Die Frau war auf dem mittleren Streifen in Richtung Bayreuth auf der A9 unterwegs, als sie auf Höhe Plech aus noch ungeklärter Ursache auf die rechte Spur abkam. Dort übersah sie einen Sattelzug, der parallel zu ihr fuhr und prallte seitlich gegen den Auflieger. 

Folgenschwerer Crash auf der A9: Motorradfahrer schwer verletzt

Der Wagen der 24-Jährigen geriet ins Schleudern und überschlug sich bis er schließlich stark beschädigt mitten auf der Fahrbahn liegen blieb. Kurz darauf folgte ein 54-jähriger Autofahrer aus Dresden, der dem Unfallgeschehen jedoch noch durch ein Bremsmanöver ausweichen konnte - der Motorradfahrer hinter ihm jedoch nicht.

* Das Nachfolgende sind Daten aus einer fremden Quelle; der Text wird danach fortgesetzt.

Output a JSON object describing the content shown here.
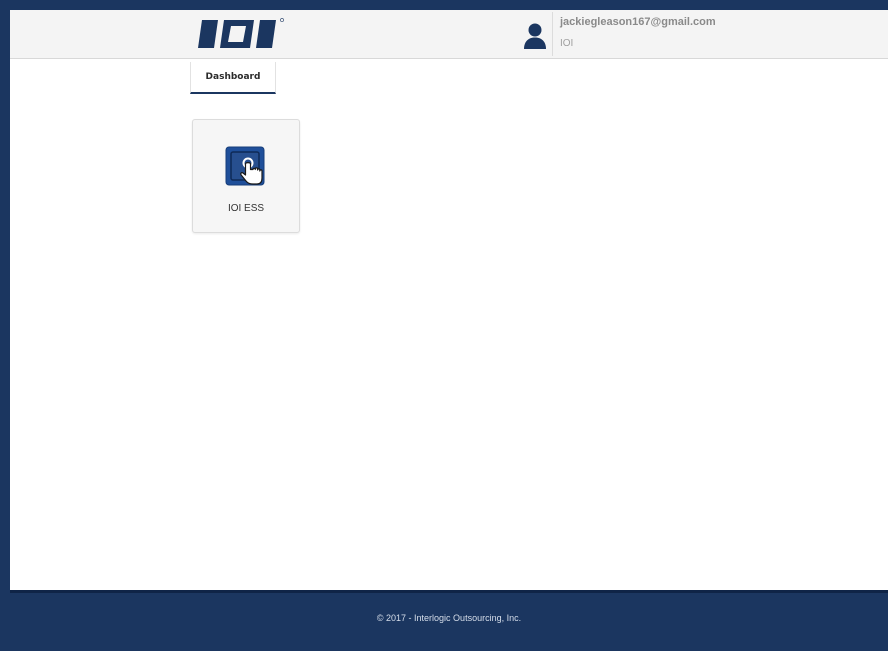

Der 49 Jahre alte Biker krachte gegen den Wagen des Dresdners und wurde von seinem Motorrad geschleudert. Mit schweren Verletzungen kam der Mann auf der Fahrbahn zum Liegen. Er wurde vor Ort von einem Notarzt versorgt und anschließend in ein Krankenhaus gebracht. 

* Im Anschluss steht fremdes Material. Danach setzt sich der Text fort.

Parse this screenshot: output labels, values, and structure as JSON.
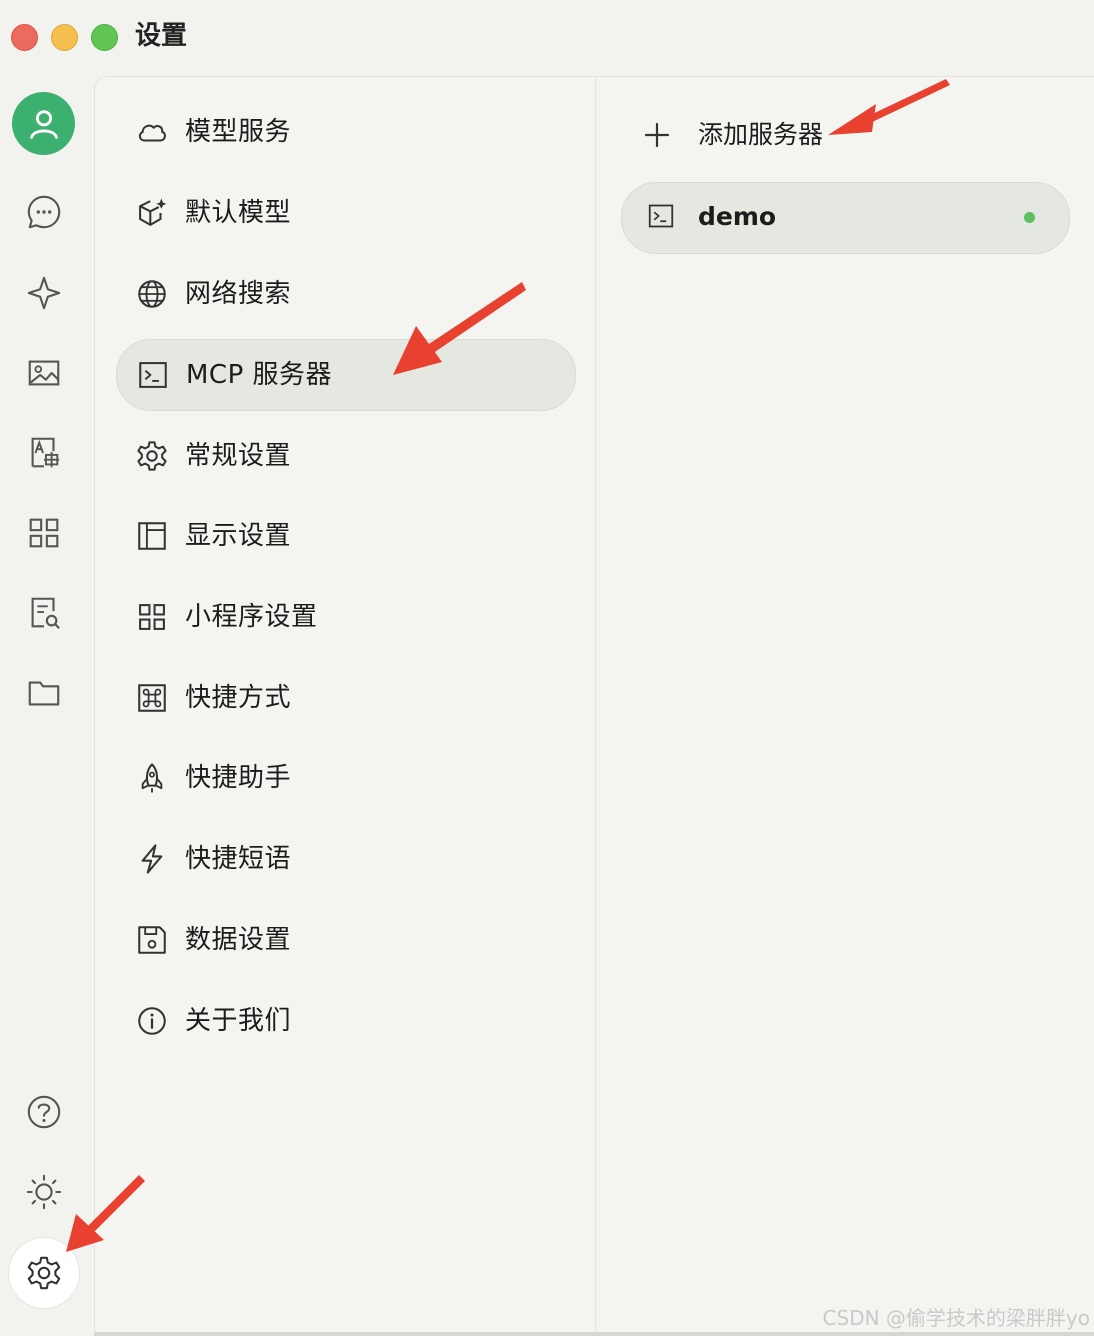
{
  "window": {
    "title": "设置"
  },
  "rail": {
    "items": [
      {
        "name": "assistant-chat",
        "icon": "chat-bubble-icon"
      },
      {
        "name": "agents",
        "icon": "sparkle-icon"
      },
      {
        "name": "painting",
        "icon": "image-icon"
      },
      {
        "name": "translate",
        "icon": "translate-icon"
      },
      {
        "name": "mini-apps",
        "icon": "apps-grid-icon"
      },
      {
        "name": "knowledge",
        "icon": "doc-search-icon"
      },
      {
        "name": "files",
        "icon": "folder-icon"
      }
    ],
    "bottom": [
      {
        "name": "help",
        "icon": "help-icon"
      },
      {
        "name": "theme",
        "icon": "sun-icon"
      },
      {
        "name": "settings",
        "icon": "gear-icon"
      }
    ]
  },
  "menu": {
    "items": [
      {
        "label": "模型服务",
        "icon": "cloud-icon"
      },
      {
        "label": "默认模型",
        "icon": "cube-sparkle-icon"
      },
      {
        "label": "网络搜索",
        "icon": "globe-icon"
      },
      {
        "label": "MCP 服务器",
        "icon": "terminal-icon",
        "active": true
      },
      {
        "label": "常规设置",
        "icon": "gear-icon"
      },
      {
        "label": "显示设置",
        "icon": "layout-icon"
      },
      {
        "label": "小程序设置",
        "icon": "apps-grid-icon"
      },
      {
        "label": "快捷方式",
        "icon": "command-icon"
      },
      {
        "label": "快捷助手",
        "icon": "rocket-icon"
      },
      {
        "label": "快捷短语",
        "icon": "bolt-icon"
      },
      {
        "label": "数据设置",
        "icon": "save-icon"
      },
      {
        "label": "关于我们",
        "icon": "info-icon"
      }
    ]
  },
  "mcp": {
    "add_label": "添加服务器",
    "servers": [
      {
        "name": "demo",
        "status_color": "#5cc05e"
      }
    ]
  },
  "colors": {
    "avatar_bg": "#3cb06f",
    "annotation_arrow": "#e8412f",
    "active_bg": "#e5e8e1"
  },
  "watermark": "CSDN @偷学技术的梁胖胖yo"
}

Auch die 24-Jährige, die den Unfall auslöste, zog sich mittelschwere Verletzungen zu und musste in eine Klinik gebracht werden. Der Fahrer des Lastwagens und der 54-jährige Autofahrer blieben unverletzt. 

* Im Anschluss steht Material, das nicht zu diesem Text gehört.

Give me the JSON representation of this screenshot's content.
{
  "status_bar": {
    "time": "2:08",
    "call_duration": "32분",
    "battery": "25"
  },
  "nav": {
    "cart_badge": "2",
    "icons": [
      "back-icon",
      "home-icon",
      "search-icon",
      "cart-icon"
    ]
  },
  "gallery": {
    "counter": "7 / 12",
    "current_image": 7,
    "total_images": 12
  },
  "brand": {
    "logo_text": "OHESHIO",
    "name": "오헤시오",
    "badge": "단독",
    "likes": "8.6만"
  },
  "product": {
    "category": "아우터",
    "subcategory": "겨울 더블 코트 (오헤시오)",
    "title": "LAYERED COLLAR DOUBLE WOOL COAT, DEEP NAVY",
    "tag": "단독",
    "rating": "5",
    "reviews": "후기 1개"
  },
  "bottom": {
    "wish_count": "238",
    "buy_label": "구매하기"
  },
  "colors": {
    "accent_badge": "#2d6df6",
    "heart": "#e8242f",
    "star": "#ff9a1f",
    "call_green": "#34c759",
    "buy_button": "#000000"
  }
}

Die beiden Autos und das Motorrad waren nicht mehr fahrbereit und wurden abgeschleppt. Der Gesamtschaden beläuft sich auf etwa 25.000 Euro. Die Autobahn war zur Unfallaufnahme in Richtung Norden für zwei Stunden vollgesperrt. Zur Verkehrssicherung waren insgesamt fünf Feuerwehren aus den Landkreisen Nürnberger Land und Bayreuth, sowie die Autobahnmeisterei Trockau eingesetzt.